Les défenseurs locaux du symbole du Troisième Reich, sur de vieux panneaux d'information, prétendent toujours le contraire. Dans son livre, Doškář décrit également en détail le deuxième renversement de la croix en mars 2023, ainsi que les efforts déployés pour la restaurer à nouveau. Pendant qu'il travaillait sur le manuscrit, il a également contacté des mémoriaux et des historiens non seulement de son pays, mais aussi d'Allemagne. La publication sera bientôt éditée par la communauté légionnaire tchécoslovaque. Markéta Pánková, PhD, a rédigé un avant-propos dédié, que nous prenons la liberté de citer :

...l'auteur décrit pas à pas l'incroyable histoire de la restauration illégale de la croix nazie en République tchèque en 2011. Le lecteur découvrira l'histoire de la création de la croix de granit et de l'amphithéâtre construit entre 1943 et 1944 dans le cadre du saccage des nazis en temps de guerre. La croix a été inaugurée le 22 octobre 1944 en présence de Konrad Henlein (1898-1945), le chef des Allemands des Sudètes dans la Tchécoslovaquie d'avant-guerre, et elle est située au centre d'une zone naturelle d'entraînement de la jeunesse nazie. L'auteur du livre examine les efforts et les actions des néonazis contemporains qui n'ont pas accepté le fait que les patriotes tchèques aient enlevé le monument après la libération en 1945. Ils ont réussi à réédifier ce symbole du nazisme. Seules quelques personnes ont protesté contre la restauration de la croix, mais elles ont été réduites au silence par l'affirmation qu'il s'agissait d'un symbole supposé de réconciliation...

État actuel du belvédère de Štěpánka, à la frontière des monts Krkonoše et Jizera

Lutte contre le mal

Parmi ceux qui se sont élevés contre cette falsification de l'histoire, on trouve l'universitaire et publiciste Josef Doškář, qui n'a pas peur des problèmes éventuels et des attaques contre sa personne. Il a été le premier à intenter une action en justice contre les responsables lorsqu'il a appris que la plus grande croix nazie située sous la tour de guet de Štěpánka, dans les montagnes de Krkonoše, avait été restaurée secrètement et sans autorisation. Il est soutenu par nombre de ses amis et collègues, y compris des membres de l'Association des prisonniers politiques libérés, dont il est membre. Demandons-nous, avec lui, ce qui se cache et ce qui s'est caché derrière la récente restauration de la croix dans les montagnes de Jizera. Qui se cache derrière les personnes qui souhaitent restaurer à nouveau les symboles nazis ? Comment est-il possible, comme le demande également le Dr Pánková, auteur de l'avant-propos du livre présenté dans ces lignes, que certaines personnes ne cachent même pas leurs opinions et admettent avec assurance leur participation à la restauration illégale du symbole nazi ? Et qu'ont à dire les politologues et les journalistes qui n'ont pas vu la montée actuelle du néonazisme et du néofascisme en Europe ?

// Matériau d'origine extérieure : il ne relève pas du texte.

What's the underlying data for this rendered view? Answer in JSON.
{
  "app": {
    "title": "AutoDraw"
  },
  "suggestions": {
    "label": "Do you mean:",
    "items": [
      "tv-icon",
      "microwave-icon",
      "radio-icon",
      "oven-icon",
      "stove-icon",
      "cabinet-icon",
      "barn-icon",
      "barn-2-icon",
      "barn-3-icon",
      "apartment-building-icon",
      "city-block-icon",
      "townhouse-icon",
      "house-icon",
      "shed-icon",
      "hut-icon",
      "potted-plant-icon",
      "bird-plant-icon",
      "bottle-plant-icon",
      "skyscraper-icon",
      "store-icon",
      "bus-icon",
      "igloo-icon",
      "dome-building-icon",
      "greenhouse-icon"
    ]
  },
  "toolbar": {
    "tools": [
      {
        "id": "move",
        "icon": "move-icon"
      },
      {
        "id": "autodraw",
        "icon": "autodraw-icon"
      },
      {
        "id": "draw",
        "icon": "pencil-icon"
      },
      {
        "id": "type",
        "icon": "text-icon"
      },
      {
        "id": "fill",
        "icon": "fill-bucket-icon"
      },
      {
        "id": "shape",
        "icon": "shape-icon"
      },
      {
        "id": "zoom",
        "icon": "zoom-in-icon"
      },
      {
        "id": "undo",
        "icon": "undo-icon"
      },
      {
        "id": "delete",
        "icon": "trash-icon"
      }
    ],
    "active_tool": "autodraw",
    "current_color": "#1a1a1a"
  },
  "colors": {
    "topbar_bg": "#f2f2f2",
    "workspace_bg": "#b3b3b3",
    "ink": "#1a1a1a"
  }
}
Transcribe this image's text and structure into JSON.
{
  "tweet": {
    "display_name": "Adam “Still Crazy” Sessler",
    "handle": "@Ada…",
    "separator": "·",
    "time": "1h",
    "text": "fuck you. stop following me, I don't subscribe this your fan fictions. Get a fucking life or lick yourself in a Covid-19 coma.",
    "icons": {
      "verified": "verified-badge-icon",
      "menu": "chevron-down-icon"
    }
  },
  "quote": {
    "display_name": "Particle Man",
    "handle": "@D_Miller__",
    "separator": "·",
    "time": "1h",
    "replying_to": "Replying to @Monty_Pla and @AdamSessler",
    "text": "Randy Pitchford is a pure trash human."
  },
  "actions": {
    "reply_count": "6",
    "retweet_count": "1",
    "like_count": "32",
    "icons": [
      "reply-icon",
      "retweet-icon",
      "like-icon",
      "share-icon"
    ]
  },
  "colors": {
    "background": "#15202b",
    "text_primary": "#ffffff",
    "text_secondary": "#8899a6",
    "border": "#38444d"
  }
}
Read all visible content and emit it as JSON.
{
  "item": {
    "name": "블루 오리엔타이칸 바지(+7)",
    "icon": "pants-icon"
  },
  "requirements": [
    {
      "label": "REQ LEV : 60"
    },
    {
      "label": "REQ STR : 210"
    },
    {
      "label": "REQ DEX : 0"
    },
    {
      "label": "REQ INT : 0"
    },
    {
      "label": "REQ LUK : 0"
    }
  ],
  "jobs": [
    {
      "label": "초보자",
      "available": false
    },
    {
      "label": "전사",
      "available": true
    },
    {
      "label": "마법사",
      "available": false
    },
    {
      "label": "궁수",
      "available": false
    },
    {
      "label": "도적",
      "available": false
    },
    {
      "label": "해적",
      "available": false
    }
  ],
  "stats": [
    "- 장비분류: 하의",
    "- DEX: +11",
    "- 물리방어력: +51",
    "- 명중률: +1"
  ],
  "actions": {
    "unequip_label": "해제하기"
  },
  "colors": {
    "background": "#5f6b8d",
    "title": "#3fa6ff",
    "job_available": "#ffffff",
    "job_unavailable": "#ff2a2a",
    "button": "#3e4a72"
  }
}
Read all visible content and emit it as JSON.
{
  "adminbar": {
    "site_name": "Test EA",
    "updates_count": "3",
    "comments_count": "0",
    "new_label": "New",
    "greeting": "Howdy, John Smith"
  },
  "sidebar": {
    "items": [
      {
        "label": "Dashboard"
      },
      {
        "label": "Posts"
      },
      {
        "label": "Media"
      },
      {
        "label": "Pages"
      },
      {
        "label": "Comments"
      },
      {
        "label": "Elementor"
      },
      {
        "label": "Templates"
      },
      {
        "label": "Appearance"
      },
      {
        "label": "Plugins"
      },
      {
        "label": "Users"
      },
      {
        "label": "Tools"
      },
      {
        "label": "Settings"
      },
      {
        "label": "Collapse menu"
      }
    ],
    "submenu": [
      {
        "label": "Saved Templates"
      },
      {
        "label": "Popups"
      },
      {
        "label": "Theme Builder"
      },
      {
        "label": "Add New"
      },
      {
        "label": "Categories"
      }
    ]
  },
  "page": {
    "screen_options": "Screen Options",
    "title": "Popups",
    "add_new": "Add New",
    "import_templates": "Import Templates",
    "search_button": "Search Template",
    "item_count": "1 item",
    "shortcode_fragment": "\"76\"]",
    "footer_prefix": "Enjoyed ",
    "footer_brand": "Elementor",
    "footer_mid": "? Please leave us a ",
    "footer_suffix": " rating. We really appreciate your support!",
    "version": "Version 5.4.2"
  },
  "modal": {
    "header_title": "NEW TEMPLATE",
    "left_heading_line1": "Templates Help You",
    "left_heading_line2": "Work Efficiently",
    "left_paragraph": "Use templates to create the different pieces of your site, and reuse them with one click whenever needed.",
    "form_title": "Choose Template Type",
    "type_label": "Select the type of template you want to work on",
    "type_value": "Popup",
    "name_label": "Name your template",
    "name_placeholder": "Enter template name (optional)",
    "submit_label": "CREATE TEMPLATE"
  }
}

Valeur documentaire du manuscrit

La publication est accompagnée d'un certain nombre de copies d'articles, de documents pertinents et de photographies, y compris la croix de granit telle qu'elle était à l'origine et telle qu'elle est aujourd'hui. L'auteur cite également dans son livre certains hommes politiques locaux qui se sont exprimés sur le sujet. La déclaration du directeur de l'Institut historique militaire de Prague, le général de brigade Mgr. Aleš Knížek, qui apprécie l'intérêt de Doškář pour le sort du monument nazi de la tour de guet de Štěpánka.

Josef Doškář consacre ses efforts de recherche principalement à la prévention de la falsification de notre histoire récente. Il est président de la communauté légionnaire tchécoslovaque de Nový Bor et membre du comité républicain de cette organisation. Il est également membre de l'Association des prisonniers politiques libérés et des survivants et de la Société pour la préservation de l'héritage de la résistance tchèque. D'abord technologue du verre, il a contribué à la restauration d'un certain nombre de statues de T.G.M., démolies dans les années 1950.